といっても難しい交渉術やスピーチ力ではありません。
“伝わる話し方”と“きちんと聞く力”のことです。

たとえば:

  • 「この仕様の背景って、こういう理由ですか?」と聞き返せる
  • 「つまり、こういう動きにしたいんですね」と要望を言い換えて確認できる
  • 実装中に気づいた懸念を、曖昧なままにせず共有できる

こうした姿勢があると、ただの技術者から、“共に考えるパートナー”へと印象が変わります。

以前ブログで紹介した「PREP法」や「助詞にアクセントを置かない話し方」なども、まさにこの土台作りのために役立つ技術です。
技術的スキルの裏にある“言葉の力”は、信頼を築くうえで欠かせません。


3. 業務知識にこそ、エンジニアの差が出る

もうひとつ、任されるために重要なのが「業務理解」です。

特に当社のように金融ITに特化したプロジェクトでは、業務の背景を知らなければ、なぜそのシステムが必要なのかが見えてきません。

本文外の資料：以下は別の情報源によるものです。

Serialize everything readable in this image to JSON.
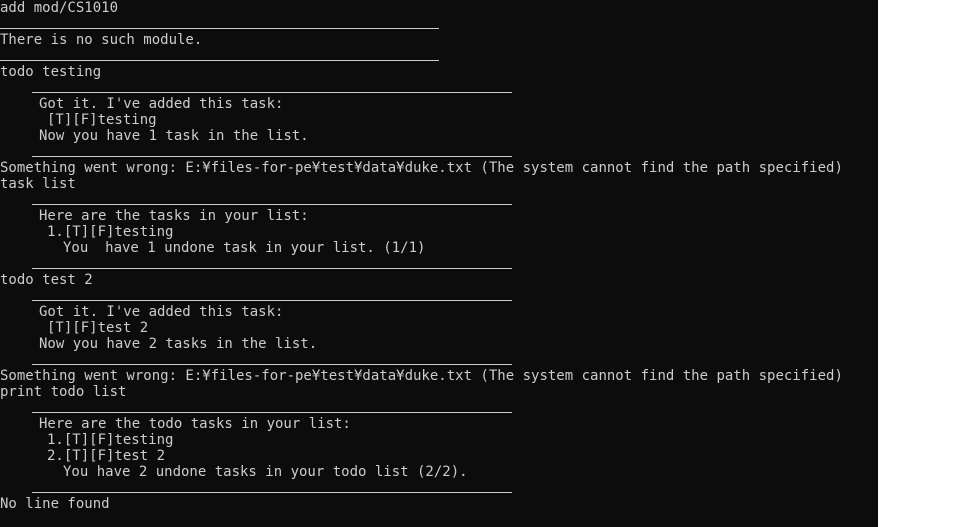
{
  "terminal": {
    "lines": [
      "add mod/CS1010",
      "",
      "There is no such module.",
      "",
      "todo testing",
      "",
      "Got it. I've added this task:",
      "[T][F]testing",
      "Now you have 1 task in the list.",
      "",
      "Something went wrong: E:¥files-for-pe¥test¥data¥duke.txt (The system cannot find the path specified)",
      "task list",
      "",
      "Here are the tasks in your list:",
      "1.[T][F]testing",
      "You  have 1 undone task in your list. (1/1)",
      "",
      "todo test 2",
      "",
      "Got it. I've added this task:",
      "[T][F]test 2",
      "Now you have 2 tasks in the list.",
      "",
      "Something went wrong: E:¥files-for-pe¥test¥data¥duke.txt (The system cannot find the path specified)",
      "print todo list",
      "",
      "Here are the todo tasks in your list:",
      "1.[T][F]testing",
      "2.[T][F]test 2",
      "You have 2 undone tasks in your todo list (2/2).",
      "",
      "No line found"
    ]
  }
}
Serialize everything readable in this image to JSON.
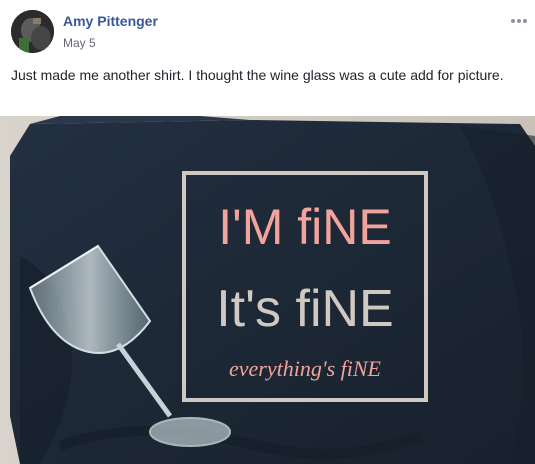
{
  "post": {
    "author": "Amy Pittenger",
    "date": "May 5",
    "text": "Just made me another shirt. I thought the wine glass was a cute add for picture.",
    "more_icon": "more-options-icon",
    "photo": {
      "shirt_text": {
        "line1": "I'M fiNE",
        "line2": "It's fiNE",
        "line3": "everything's fiNE"
      },
      "colors": {
        "shirt": "#1f2b3a",
        "pink": "#f2a39b",
        "silver": "#cfc9c2"
      }
    }
  }
}
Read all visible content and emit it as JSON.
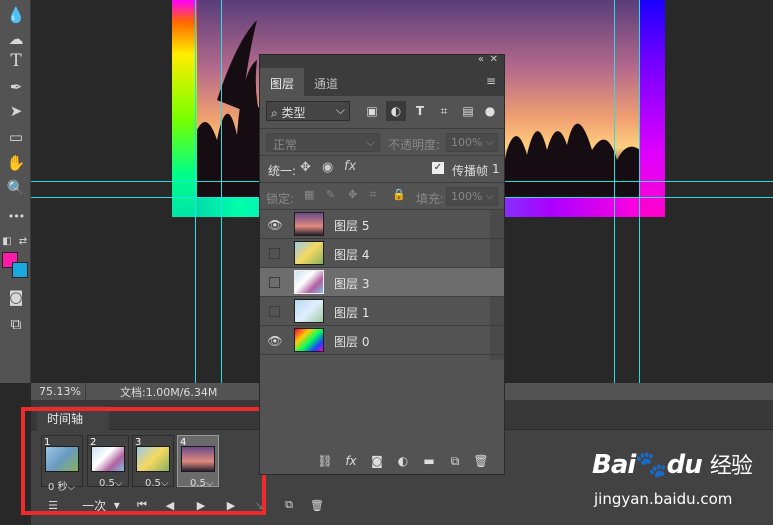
{
  "app": {
    "zoom": "75.13%",
    "doc_info": "文档:1.00M/6.34M"
  },
  "tools": [
    {
      "name": "drop-icon",
      "glyph": "💧"
    },
    {
      "name": "smudge-icon",
      "glyph": "☁"
    },
    {
      "name": "text-tool-icon",
      "glyph": "T"
    },
    {
      "name": "pen-tool-icon",
      "glyph": "✒"
    },
    {
      "name": "select-arrow-icon",
      "glyph": "➤"
    },
    {
      "name": "rectangle-tool-icon",
      "glyph": "▭"
    },
    {
      "name": "hand-tool-icon",
      "glyph": "✋"
    },
    {
      "name": "zoom-tool-icon",
      "glyph": "🔍"
    },
    {
      "name": "more-tools-icon",
      "glyph": "•••"
    }
  ],
  "colors": {
    "foreground": "#ff1aa8",
    "background": "#1aa8e0",
    "accent_red": "#ee2a2a",
    "guide": "#26e0e0"
  },
  "layers_panel": {
    "tabs": [
      {
        "label": "图层",
        "active": true
      },
      {
        "label": "通道",
        "active": false
      }
    ],
    "filter_label": "类型",
    "blend_mode": "正常",
    "opacity_label": "不透明度:",
    "opacity_value": "100%",
    "unify_label": "统一:",
    "propagate_label": "传播帧",
    "propagate_value": "1",
    "lock_label": "锁定:",
    "fill_label": "填充:",
    "fill_value": "100%",
    "layers": [
      {
        "name": "图层 5",
        "visible": true,
        "selected": false,
        "thumb": "linear-gradient(180deg,#6a4a8a,#e08a80 60%,#2a2030)"
      },
      {
        "name": "图层 4",
        "visible": false,
        "selected": false,
        "thumb": "linear-gradient(135deg,#9cc8e8,#f5d860 50%,#88b060)"
      },
      {
        "name": "图层 3",
        "visible": false,
        "selected": true,
        "thumb": "linear-gradient(135deg,#c8e0f0,#ffffff 40%,#b060a0 70%,#80c0e0)"
      },
      {
        "name": "图层 1",
        "visible": false,
        "selected": false,
        "thumb": "linear-gradient(135deg,#b8d8f0,#e0f0ff 50%,#a0c8a0)"
      },
      {
        "name": "图层 0",
        "visible": true,
        "selected": false,
        "thumb": "linear-gradient(135deg,#ff0040,#ffcc00 30%,#00ff60 55%,#2040ff 80%,#ff00cc)"
      }
    ]
  },
  "timeline": {
    "tab_label": "时间轴",
    "frames": [
      {
        "number": "1",
        "delay": "0 秒",
        "thumb": "linear-gradient(135deg,#9cc8e8,#6a9ac0 50%,#88b060)"
      },
      {
        "number": "2",
        "delay": "0.5",
        "thumb": "linear-gradient(135deg,#c8e0f0,#ffffff 40%,#b060a0 70%,#80c0e0)"
      },
      {
        "number": "3",
        "delay": "0.5",
        "thumb": "linear-gradient(135deg,#9cc8e8,#f5d860 50%,#88b060)"
      },
      {
        "number": "4",
        "delay": "0.5",
        "thumb": "linear-gradient(180deg,#6a4a8a,#e08a80 60%,#2a2030)"
      }
    ],
    "loop_label": "一次"
  },
  "watermark": {
    "brand": "Bai",
    "brand2": "du",
    "suffix": "经验",
    "url": "jingyan.baidu.com"
  }
}
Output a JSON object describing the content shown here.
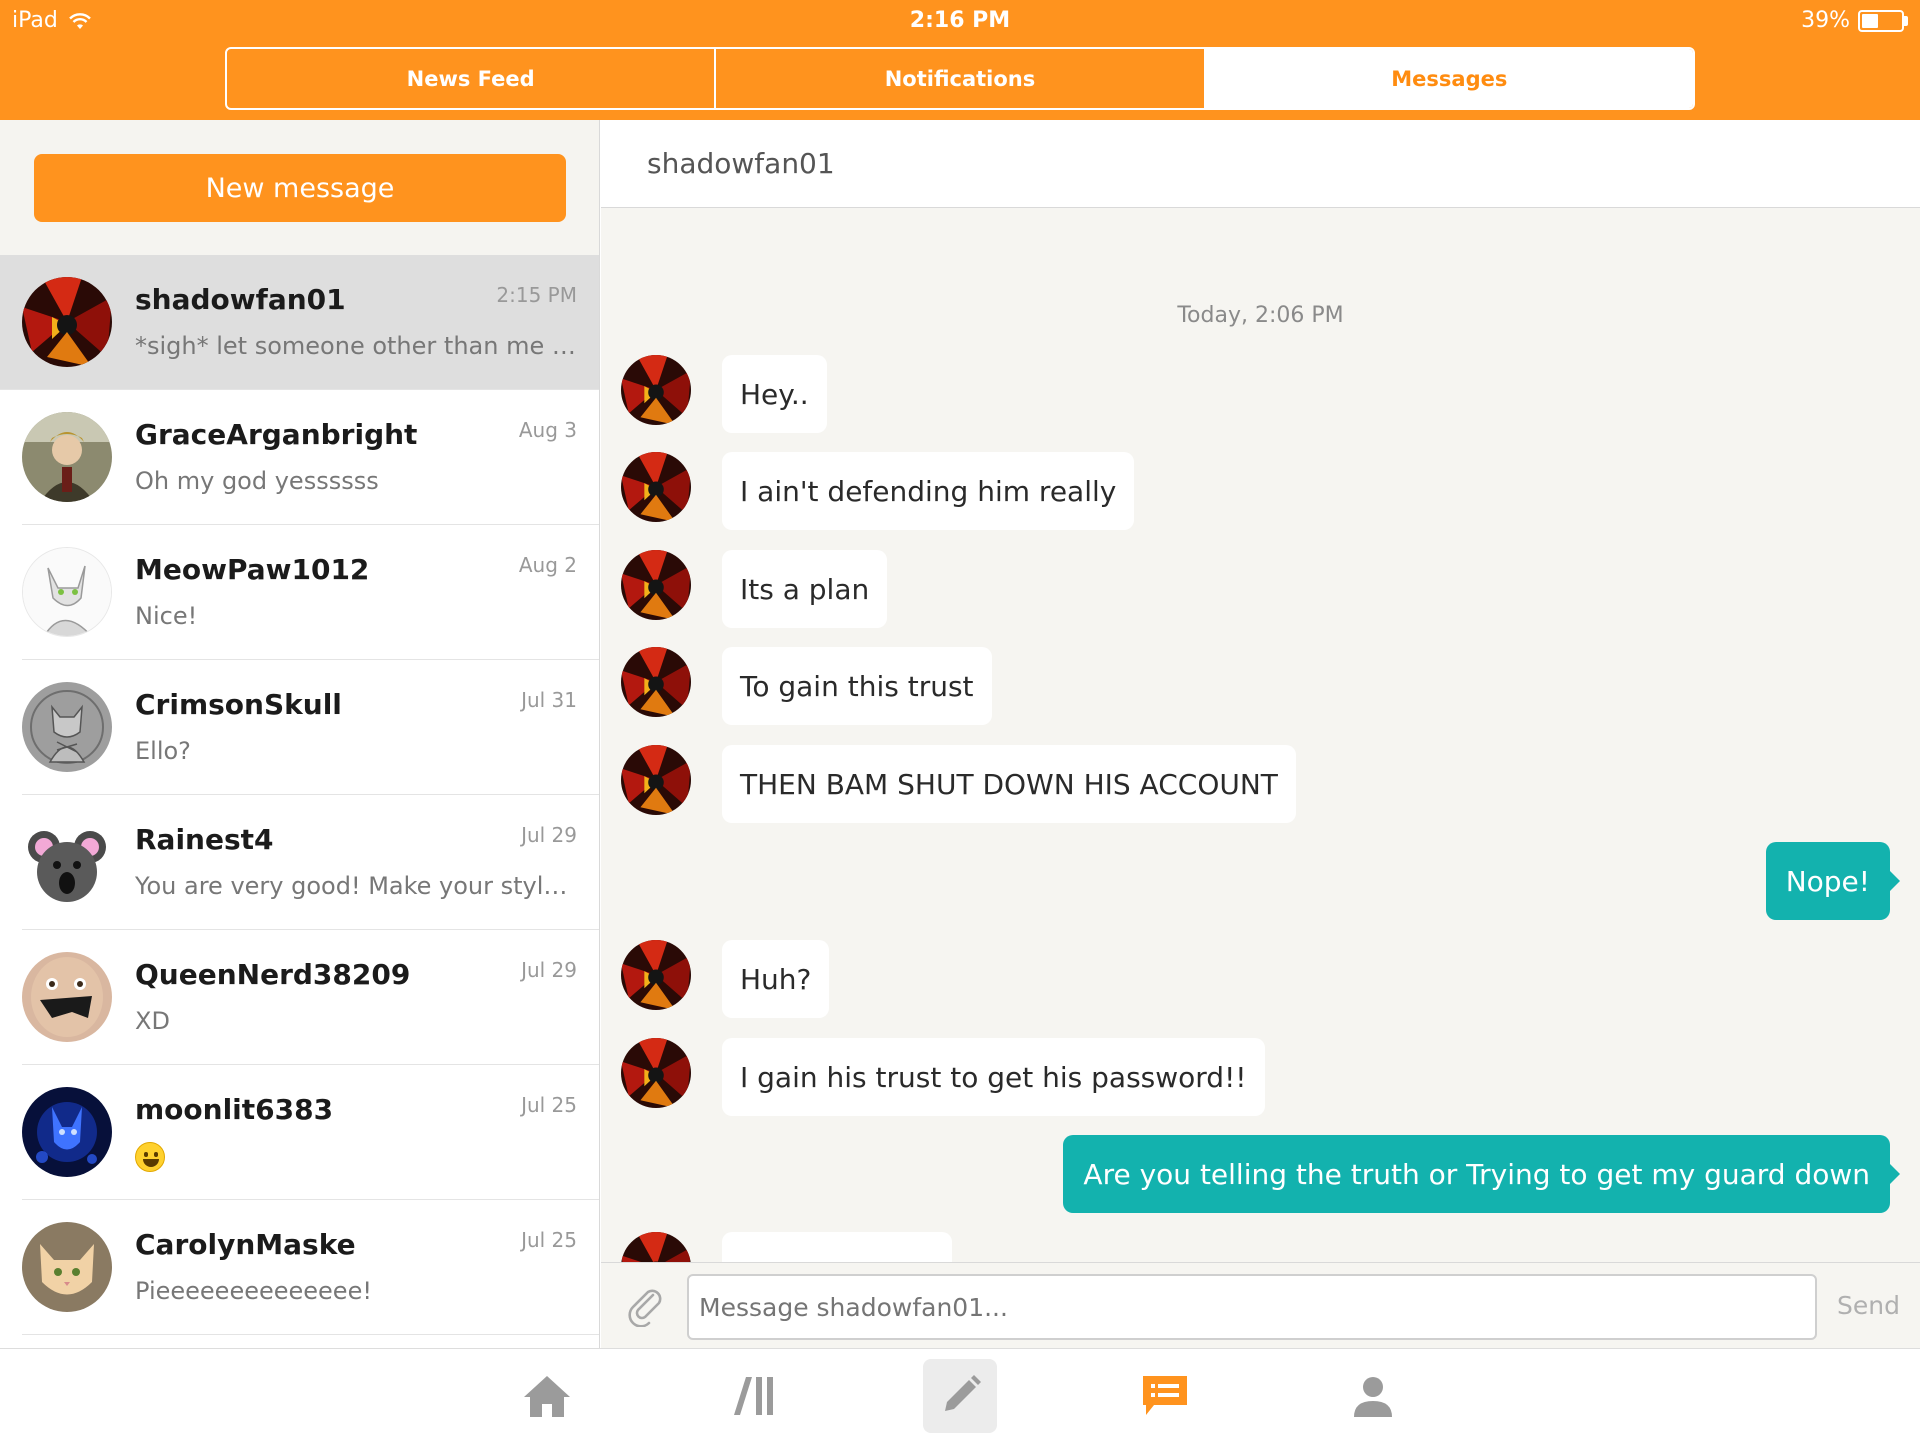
{
  "status_bar": {
    "carrier": "iPad",
    "time": "2:16 PM",
    "battery": "39%"
  },
  "tabs": [
    {
      "label": "News Feed",
      "active": false
    },
    {
      "label": "Notifications",
      "active": false
    },
    {
      "label": "Messages",
      "active": true
    }
  ],
  "sidebar": {
    "new_message_label": "New message",
    "conversations": [
      {
        "name": "shadowfan01",
        "preview": "*sigh* let someone other than me know when you start this",
        "date": "2:15 PM",
        "active": true
      },
      {
        "name": "GraceArganbright",
        "preview": "Oh my god yessssss",
        "date": "Aug 3"
      },
      {
        "name": "MeowPaw1012",
        "preview": "Nice!",
        "date": "Aug 2"
      },
      {
        "name": "CrimsonSkull",
        "preview": "Ello?",
        "date": "Jul 31"
      },
      {
        "name": "Rainest4",
        "preview": "You are very good! Make your style more",
        "date": "Jul 29"
      },
      {
        "name": "QueenNerd38209",
        "preview": "XD",
        "date": "Jul 29"
      },
      {
        "name": "moonlit6383",
        "preview": "",
        "date": "Jul 25",
        "preview_icon": "grinning-emoji"
      },
      {
        "name": "CarolynMaske",
        "preview": "Pieeeeeeeeeeeeee!",
        "date": "Jul 25"
      }
    ]
  },
  "chat": {
    "title": "shadowfan01",
    "timestamp": "Today, 2:06 PM",
    "messages": [
      {
        "from": "them",
        "text": "Hey.."
      },
      {
        "from": "them",
        "text": "I ain't defending him really"
      },
      {
        "from": "them",
        "text": "Its a plan"
      },
      {
        "from": "them",
        "text": "To gain this trust"
      },
      {
        "from": "them",
        "text": "THEN BAM SHUT DOWN HIS ACCOUNT"
      },
      {
        "from": "me",
        "text": "Nope!"
      },
      {
        "from": "them",
        "text": "Huh?"
      },
      {
        "from": "them",
        "text": "I gain his trust to get his password!!"
      },
      {
        "from": "me",
        "text": "Are you telling the truth or Trying to get my guard down"
      }
    ],
    "composer": {
      "placeholder": "Message shadowfan01...",
      "send_label": "Send"
    }
  },
  "bottom_nav": [
    {
      "icon": "home-icon"
    },
    {
      "icon": "library-icon"
    },
    {
      "icon": "pencil-icon",
      "active": true
    },
    {
      "icon": "messages-icon",
      "highlight": true
    },
    {
      "icon": "profile-icon"
    }
  ],
  "colors": {
    "brand_orange": "#ff931e",
    "teal_bubble": "#13b2ae",
    "chat_bg": "#f6f5f1"
  }
}
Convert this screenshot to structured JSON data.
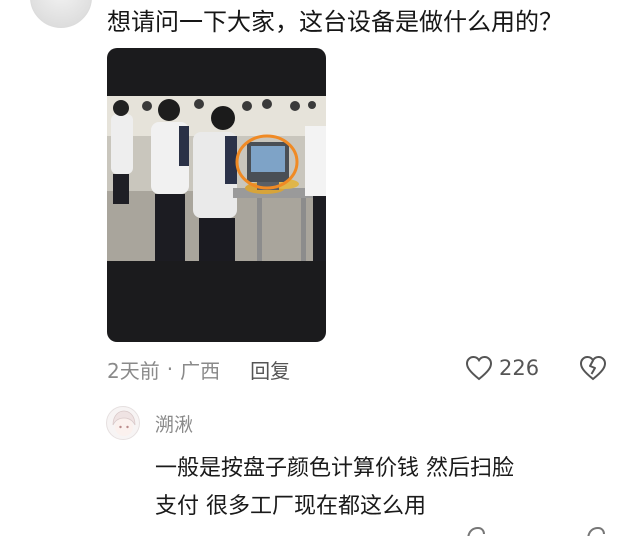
{
  "comment": {
    "question": "想请问一下大家，这台设备是做什么用的？",
    "time": "2天前",
    "separator": "·",
    "location": "广西",
    "reply_label": "回复",
    "likes": "226"
  },
  "reply": {
    "username": "溯湫",
    "line1": "一般是按盘子颜色计算价钱 然后扫脸",
    "line2": "支付 很多工厂现在都这么用"
  },
  "colors": {
    "highlight_circle": "#f08a24",
    "meta_text": "#8a8a8a"
  },
  "icons": [
    "avatar",
    "heart-icon",
    "broken-heart-icon"
  ]
}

  • 株式や保険、資産運用の仕組みを理解しているか
  • 顧客の「決済が遅れたらどうなるか」の肌感を持っているか
  • 業務上の制約(例:金融庁対応、監査対応)に敏感か

こうした知識や感覚は一朝一夕では身につきませんが、習得するほど設計やテストの判断力が深くなり、「この人には任せられる」という評価につながります。

技術職でありながら、業務の言葉で話せる人。
その存在は、現場にとって非常に頼もしく、代替が効きません。


4. 価値は“積み重ね”で生まれる

ここまでの話を読みながら、「地味だな」と思われた方もいるかもしれません。
でも、まさにその“地味さ”こそが、長く価値を生む土台です。

前回ご紹介した『タピオカ屋はどこへいったのか?』では、短期のブームに乗る商売が、基盤を築けずに消えていく様子が描かれていました。
それと同じように、技術者のキャリアも「映え」より「積み重ね」が大切です。

派手なスキルや資格ではなく、

  • ある業界で信頼を積んだこと
  • 複数プロジェクトで同じお客様に呼ばれたこと
  • 若手に教えられる知識を持っていること

こうした“見えにくいけど揺るがない価値”が、エンジニアとしての市場価値を支えます。


まとめ:「任される人」になるためのアップデートを

“手を動かす”だけでも仕事はできます。
でも、それでは替えが利いてしまいます。

そこから抜け出すには──

  • 相手の言葉に耳を傾け、背景を聞くこと
  • 自分の意見や気づきを言葉にすること
  • 業務知識を学び続けること
  • 「この人に任せたい」と思わせる誠実さを積むこと

そうした姿勢が、“できる人”ではなく“任される人”へと導いてくれるのだと思います。

当社が目指すのは、小さくても専門性で信頼されるエンジニア集団です。
「ただの人手」ではなく、「いてくれないと困る人」に。
そんな仲間が、ここからまた一人増えることを願っています。